No one stays sexually/physically attractive forever. Marriage is about loving your spouse on the inside as well as being sexually attractive to their physical body...BUT, when their beauty/physical attraction fades, you're not supposed to withhold sexual intimacy just because they "don't do it" for you anymore. You're supposed to do everything you can to maintain that part of your marriage by encouraging your spouse to do things that may make them more attractive in your eyes. Have you tried to do that yet?
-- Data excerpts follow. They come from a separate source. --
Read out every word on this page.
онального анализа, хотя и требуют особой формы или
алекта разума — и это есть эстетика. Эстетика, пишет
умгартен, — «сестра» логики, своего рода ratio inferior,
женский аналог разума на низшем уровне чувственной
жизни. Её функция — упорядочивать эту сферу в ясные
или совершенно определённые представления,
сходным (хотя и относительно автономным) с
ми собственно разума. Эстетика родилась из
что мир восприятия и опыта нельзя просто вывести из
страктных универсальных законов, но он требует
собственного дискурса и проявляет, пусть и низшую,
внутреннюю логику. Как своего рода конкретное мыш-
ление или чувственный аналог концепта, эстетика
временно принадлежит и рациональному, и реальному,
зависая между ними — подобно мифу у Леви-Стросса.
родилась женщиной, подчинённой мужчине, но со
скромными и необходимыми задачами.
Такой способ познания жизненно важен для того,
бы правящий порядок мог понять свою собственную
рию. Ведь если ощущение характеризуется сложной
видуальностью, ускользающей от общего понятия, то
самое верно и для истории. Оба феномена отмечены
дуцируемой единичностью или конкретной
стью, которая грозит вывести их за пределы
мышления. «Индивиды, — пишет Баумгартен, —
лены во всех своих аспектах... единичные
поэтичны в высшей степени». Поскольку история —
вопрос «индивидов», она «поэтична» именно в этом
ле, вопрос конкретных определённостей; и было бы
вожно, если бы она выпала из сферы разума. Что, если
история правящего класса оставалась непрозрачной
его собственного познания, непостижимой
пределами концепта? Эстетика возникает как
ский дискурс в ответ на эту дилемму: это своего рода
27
If not - and if you truly do love your wife - you should start doing so right now.
It's actually not rocket science when his junk does not need a viagra before but now he has to. But only for his wife.
Nope - could be he just has a short attention span and "needs novelty" - in which case marriage isn't a smart choice for him. I certainly wouldn't assume anything negative about her. Seems the OP would have likely told us if she put on 20 pounds or grew a mustache - guys don't usually fail to be graphic to gain sympathy where they can.
It's actually not rocket science when his junk does not need a viagra before but now he has to. But only for his wife.
My ex actually got physically hotter as our relationship progressed but I was less sexually attracted to her bc she was cheezing me off all the time and I'd lost respect for her.